As soon as the students complete their high school, they will be able to pursue their undergrads in the Bachelors level with a 4-year Bachelor in Popular Music Performance program in 2020 without any educational break. The Bachelor’s course will have six modules: Language studies, and five music modules: 1) Main Studies (instrument or vocal), 2) Theory and History of Music, 3) Creative Working Skills In Music, 4) Pedagogical Studies, and 5) Elective Studies.
As many people might be interested in studying music in Bachelor’s level, NMC has thought about the possibility of a ‘Bridge Course’ and audition-based entry for those who do not have a musical education background. There are other options to study music as well with TU and KU also offering Eastern and raag-based music education and ethnomusicology.
The NMC Trust might have been providing the necessary resources to proceed with music education but they are lacking funding.
“The theory of multiple intelligences was developed in 1983 by Dr. Howard Gardner, professor of education at Harvard University. He suggests musical intelligence is one of the eight kinds of intelligence.”
There is a requirement of having a minimum of 15 students in a class, but NMC is not being able to fulfil this, The total annual fee for both secondary and high school students is Rs 76,000 (as of October 2018), and the less occupancy of the classes do not accumulate enough funds. Moreover, NMC currently hosts students from all seven provinces and have provided free education, lodging and food for marginalised and deprived students with funds from their trust.
The reason for a small turnover of students in the music school is the fact that many young people still are not self-assured if music can be taken as a career. If they are self-assured, they then have to persuade their parents that music is more than just a hobby. Until the parents are comprehensive that there is a feasible career in music, it will be difficult to recruit more students into this field.
With every passing day, it is more evident that music can be taken as a career because there is an increasing demand music-related talent such as sound engineers, music arrangers, music producers, session musicians, performers, etc. However, Moktan cautions, “You can definitely make a career in music but you have to be good at it.” The music curriculum provides the necessary foundations for the development of knowledge and skills, but how the things students have learned is entirely up to them.
“We are preparing the students for life, not for exams. Music is not just about performance. If you think about industry as a whole, you need more manpower such as music lawyers for copyright issues, booking agents, band managers, event organisers, film music, or anything to do with sound from acoustic designs and treatments to big arena concerts.” —Iman Bikram Shah
Developing music formally is a common vision held by many people at NMC and what they are working on is achievable.

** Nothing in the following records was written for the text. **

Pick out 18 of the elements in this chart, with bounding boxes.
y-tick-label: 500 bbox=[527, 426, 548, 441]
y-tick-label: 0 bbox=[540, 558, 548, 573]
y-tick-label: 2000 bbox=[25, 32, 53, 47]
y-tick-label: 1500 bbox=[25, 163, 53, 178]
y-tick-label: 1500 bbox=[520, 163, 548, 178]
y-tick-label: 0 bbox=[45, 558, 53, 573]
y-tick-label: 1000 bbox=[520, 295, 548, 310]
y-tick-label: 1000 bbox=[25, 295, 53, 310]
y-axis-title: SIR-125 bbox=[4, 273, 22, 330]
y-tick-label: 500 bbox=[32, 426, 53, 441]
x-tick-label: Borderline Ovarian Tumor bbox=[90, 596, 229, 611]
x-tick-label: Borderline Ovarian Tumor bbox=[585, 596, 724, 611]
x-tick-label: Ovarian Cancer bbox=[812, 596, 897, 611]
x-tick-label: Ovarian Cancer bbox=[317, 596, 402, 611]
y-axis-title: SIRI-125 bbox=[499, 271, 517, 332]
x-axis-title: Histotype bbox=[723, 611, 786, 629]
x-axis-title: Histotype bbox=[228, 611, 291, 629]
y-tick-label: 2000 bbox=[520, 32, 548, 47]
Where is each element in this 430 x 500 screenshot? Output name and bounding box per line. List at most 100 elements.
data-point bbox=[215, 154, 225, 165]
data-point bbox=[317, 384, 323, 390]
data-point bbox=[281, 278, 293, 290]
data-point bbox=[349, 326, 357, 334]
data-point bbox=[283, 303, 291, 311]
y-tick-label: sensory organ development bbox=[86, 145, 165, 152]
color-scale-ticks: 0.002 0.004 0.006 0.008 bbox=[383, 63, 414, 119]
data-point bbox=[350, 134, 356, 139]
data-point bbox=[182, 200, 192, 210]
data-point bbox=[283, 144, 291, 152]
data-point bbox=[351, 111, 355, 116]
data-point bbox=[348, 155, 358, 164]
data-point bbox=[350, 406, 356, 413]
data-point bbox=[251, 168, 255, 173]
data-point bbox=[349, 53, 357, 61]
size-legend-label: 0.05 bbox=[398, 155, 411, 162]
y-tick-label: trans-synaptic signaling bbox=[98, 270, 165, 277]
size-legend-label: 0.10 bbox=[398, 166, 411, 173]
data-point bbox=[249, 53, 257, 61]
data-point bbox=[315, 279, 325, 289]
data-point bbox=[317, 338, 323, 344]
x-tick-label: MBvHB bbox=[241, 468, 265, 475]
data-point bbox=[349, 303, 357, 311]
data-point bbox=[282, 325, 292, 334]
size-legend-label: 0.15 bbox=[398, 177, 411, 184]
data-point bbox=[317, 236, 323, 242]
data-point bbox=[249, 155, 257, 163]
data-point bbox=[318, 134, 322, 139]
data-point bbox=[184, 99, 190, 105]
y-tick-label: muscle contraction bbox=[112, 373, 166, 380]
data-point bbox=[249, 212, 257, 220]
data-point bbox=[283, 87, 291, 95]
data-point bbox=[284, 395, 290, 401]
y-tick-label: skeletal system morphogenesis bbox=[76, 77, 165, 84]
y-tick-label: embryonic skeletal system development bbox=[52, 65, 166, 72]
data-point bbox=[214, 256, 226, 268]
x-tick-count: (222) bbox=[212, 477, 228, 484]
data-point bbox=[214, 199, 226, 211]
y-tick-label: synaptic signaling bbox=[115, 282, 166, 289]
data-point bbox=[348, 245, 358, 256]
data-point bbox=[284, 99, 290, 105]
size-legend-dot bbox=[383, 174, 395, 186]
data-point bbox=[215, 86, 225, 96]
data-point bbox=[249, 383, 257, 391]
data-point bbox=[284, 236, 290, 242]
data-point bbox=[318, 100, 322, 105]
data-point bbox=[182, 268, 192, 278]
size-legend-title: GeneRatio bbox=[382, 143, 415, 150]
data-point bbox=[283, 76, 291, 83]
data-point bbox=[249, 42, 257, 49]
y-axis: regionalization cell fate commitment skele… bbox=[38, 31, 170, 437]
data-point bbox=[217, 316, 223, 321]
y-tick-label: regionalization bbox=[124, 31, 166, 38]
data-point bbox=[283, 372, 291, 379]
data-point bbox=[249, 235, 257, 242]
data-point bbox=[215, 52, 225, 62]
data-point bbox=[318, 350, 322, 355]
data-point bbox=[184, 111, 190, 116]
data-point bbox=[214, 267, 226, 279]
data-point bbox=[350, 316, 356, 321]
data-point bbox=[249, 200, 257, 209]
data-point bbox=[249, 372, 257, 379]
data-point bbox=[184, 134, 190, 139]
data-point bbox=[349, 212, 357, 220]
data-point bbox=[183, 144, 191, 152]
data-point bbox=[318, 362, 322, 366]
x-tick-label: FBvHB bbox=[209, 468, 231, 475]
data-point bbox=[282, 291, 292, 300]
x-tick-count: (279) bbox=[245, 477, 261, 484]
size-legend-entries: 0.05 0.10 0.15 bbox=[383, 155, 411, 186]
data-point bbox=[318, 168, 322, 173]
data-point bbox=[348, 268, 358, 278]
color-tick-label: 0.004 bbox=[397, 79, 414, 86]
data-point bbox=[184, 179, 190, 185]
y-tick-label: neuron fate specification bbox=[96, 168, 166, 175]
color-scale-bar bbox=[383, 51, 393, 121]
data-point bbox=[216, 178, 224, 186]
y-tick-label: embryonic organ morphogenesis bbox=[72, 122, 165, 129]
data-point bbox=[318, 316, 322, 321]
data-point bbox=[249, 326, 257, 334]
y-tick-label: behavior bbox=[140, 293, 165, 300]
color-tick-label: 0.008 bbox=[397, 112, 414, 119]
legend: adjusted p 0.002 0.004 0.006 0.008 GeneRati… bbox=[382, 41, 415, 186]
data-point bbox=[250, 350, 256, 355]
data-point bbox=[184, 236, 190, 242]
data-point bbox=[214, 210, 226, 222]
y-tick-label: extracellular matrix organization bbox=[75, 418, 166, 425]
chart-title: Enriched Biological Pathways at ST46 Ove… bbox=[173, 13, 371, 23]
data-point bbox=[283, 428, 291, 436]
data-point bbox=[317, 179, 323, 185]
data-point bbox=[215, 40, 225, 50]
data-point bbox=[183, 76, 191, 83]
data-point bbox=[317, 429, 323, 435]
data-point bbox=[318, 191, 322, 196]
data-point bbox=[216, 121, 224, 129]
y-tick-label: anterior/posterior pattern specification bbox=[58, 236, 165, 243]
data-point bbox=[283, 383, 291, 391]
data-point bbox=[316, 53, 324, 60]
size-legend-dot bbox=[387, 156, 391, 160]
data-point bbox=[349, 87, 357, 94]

However, just because someone is a musician does not necessarily posses the pedagogical skill to be a good teacher; so NMC plans on having capacity building and competency development training to develop music teachers. With pedagogy studies included the Bachelor’s degree, students who pass out with the degree will hold the competency to teach music.
Making formal music education available in every school in Nepal is going to be a great challenge as there are around 40,000 primary schools in Nepal—including private—most of which do not have the necessary equipment, infrastructure or teachers ready to teach music. However, as for now, NMC is working on their small goals of their long-term vision to develop music education in Nepal. A degree certainly makes a difference, and we hope that the curriculum development team can further develop the music scene of Nepal.